January 12 2003 letter, to be published in Belmont Citizen Herald

Save our Forest Committee is alarmed at last week's Chronicle article on the projected sewer rate hikes; and now in question, the Alewife Brook-Little River sewer separation plan which will eliminate much sewage from the Mystic River watershed. The article mentioned a local response to MWRA spokesperson, Joe Favaloro of Mass. budget and operations from Owen O'riordan, chief engineer of Cambridge, who said that the budget crunch will slow down separating the Alewife system. The 72' Clean Water Act of the U.S. E.P.A has been enforced to improve sanitation, clean streams, rivers and oceans throughout the nation. At the same time, city officials are considering whether to grant permission to Belmont developers to allow costly sewer hook ups for its unknown effluent to come into Cambridge from this bordering building in what is known by many as the Belmont "uplands". Many residents of the 3 municipalities feel the new plan is unnecessary and environmentally threatening to wetlands and the 15 acre rare silver maple forest. We question whether state-supported "Smart growth" criteria is being met in this plan with proper zoning, adequate utilities and traffic at Route 2 and the Alewife "T" vicinity.

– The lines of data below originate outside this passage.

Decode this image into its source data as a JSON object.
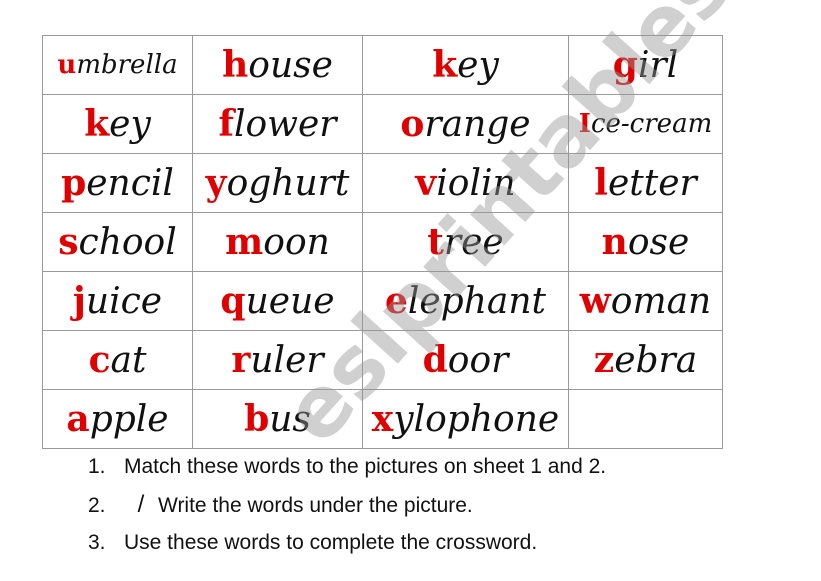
{
  "words": [
    [
      {
        "f": "u",
        "r": "mbrella",
        "small": true
      },
      {
        "f": "h",
        "r": "ouse"
      },
      {
        "f": "k",
        "r": "ey"
      },
      {
        "f": "g",
        "r": "irl"
      }
    ],
    [
      {
        "f": "k",
        "r": "ey"
      },
      {
        "f": "f",
        "r": "lower"
      },
      {
        "f": "o",
        "r": "range"
      },
      {
        "f": "I",
        "r": "ce-cream",
        "small": true
      }
    ],
    [
      {
        "f": "p",
        "r": "encil"
      },
      {
        "f": "y",
        "r": "oghurt"
      },
      {
        "f": "v",
        "r": "iolin"
      },
      {
        "f": "l",
        "r": "etter"
      }
    ],
    [
      {
        "f": "s",
        "r": "chool"
      },
      {
        "f": "m",
        "r": "oon"
      },
      {
        "f": "t",
        "r": "ree"
      },
      {
        "f": "n",
        "r": "ose"
      }
    ],
    [
      {
        "f": "j",
        "r": "uice"
      },
      {
        "f": "q",
        "r": "ueue"
      },
      {
        "f": "e",
        "r": "lephant"
      },
      {
        "f": "w",
        "r": "oman"
      }
    ],
    [
      {
        "f": "c",
        "r": "at"
      },
      {
        "f": "r",
        "r": "uler"
      },
      {
        "f": "d",
        "r": "oor"
      },
      {
        "f": "z",
        "r": "ebra"
      }
    ],
    [
      {
        "f": "a",
        "r": "pple"
      },
      {
        "f": "b",
        "r": "us"
      },
      {
        "f": "x",
        "r": "ylophone"
      },
      {
        "f": "",
        "r": ""
      }
    ]
  ],
  "instructions": [
    {
      "num": "1.",
      "text": "Match these words to the pictures on sheet 1 and 2."
    },
    {
      "num": "2.",
      "mark": "/",
      "text": "Write the words under the picture."
    },
    {
      "num": "3.",
      "text": "Use these words to complete the crossword."
    }
  ],
  "watermark": "eslprintables.com",
  "colors": {
    "first_letter": "#e00000",
    "text": "#111111",
    "border": "#9a9a9a"
  }
}
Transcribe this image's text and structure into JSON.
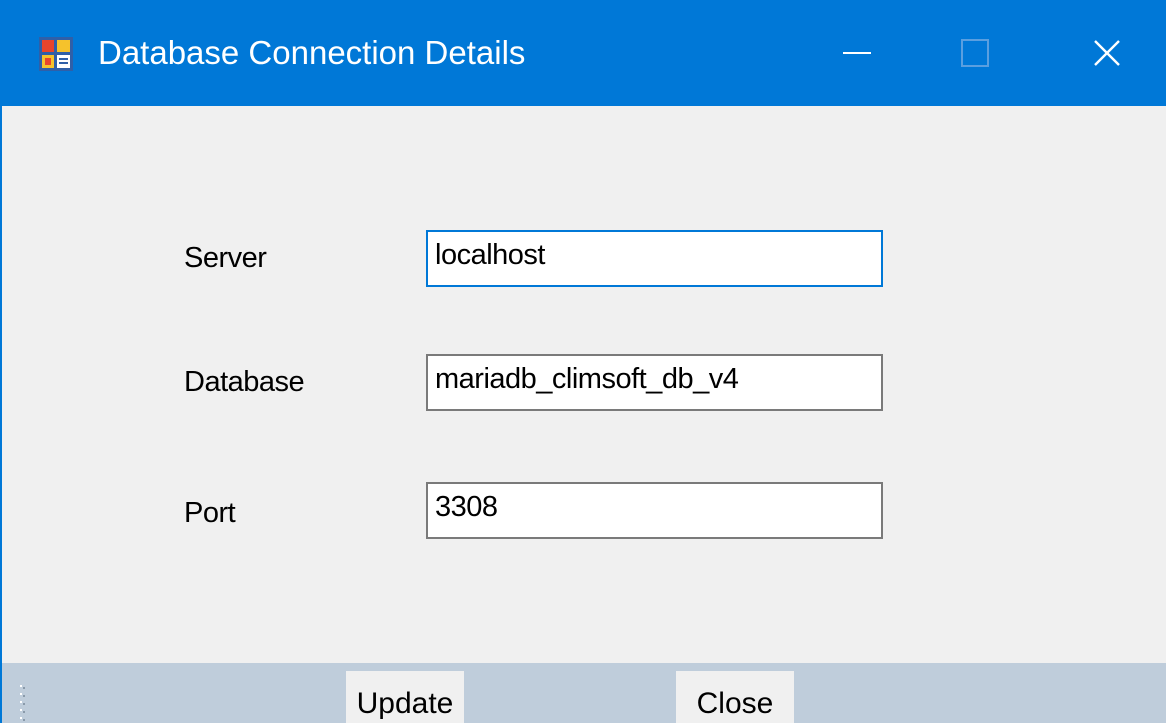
{
  "window": {
    "title": "Database Connection Details"
  },
  "titlebar_buttons": {
    "minimize": "minimize-icon",
    "maximize": "maximize-icon",
    "close": "close-icon"
  },
  "form": {
    "server_label": "Server",
    "server_value": "localhost",
    "database_label": "Database",
    "database_value": "mariadb_climsoft_db_v4",
    "port_label": "Port",
    "port_value": "3308"
  },
  "toolbar": {
    "update_label": "Update",
    "close_label": "Close"
  },
  "colors": {
    "titlebar": "#0078d7",
    "window_bg": "#f0f0f0",
    "statusbar": "#bfcddb",
    "focus_border": "#0078d7",
    "input_border": "#7a7a7a"
  }
}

With sewer costs skyrocketing, and heavy impacts by poorly zoned bio-technology development threatening the forest core of the Alewife Reservation, we say a clear no to our city's 'enabling' the misuse of precious open space. No also to destruction of the watershed environment. A moratorium should be placed on all agreements to facilitate further construction plans until full scrutiny is given by regulatory agency of MEPA and the environmental impact is properly assessed. Our group is preparing further watershed data and vernal pool information. We also request assessment of potential flooding and contamination impacts to the watershed. Clear cutting would bring destruction of mammal dens, bird breeding and migrating areas. The MDC plans for preservation, restoration and conservation of the Reservation would undoubtedly come into question with such impacts.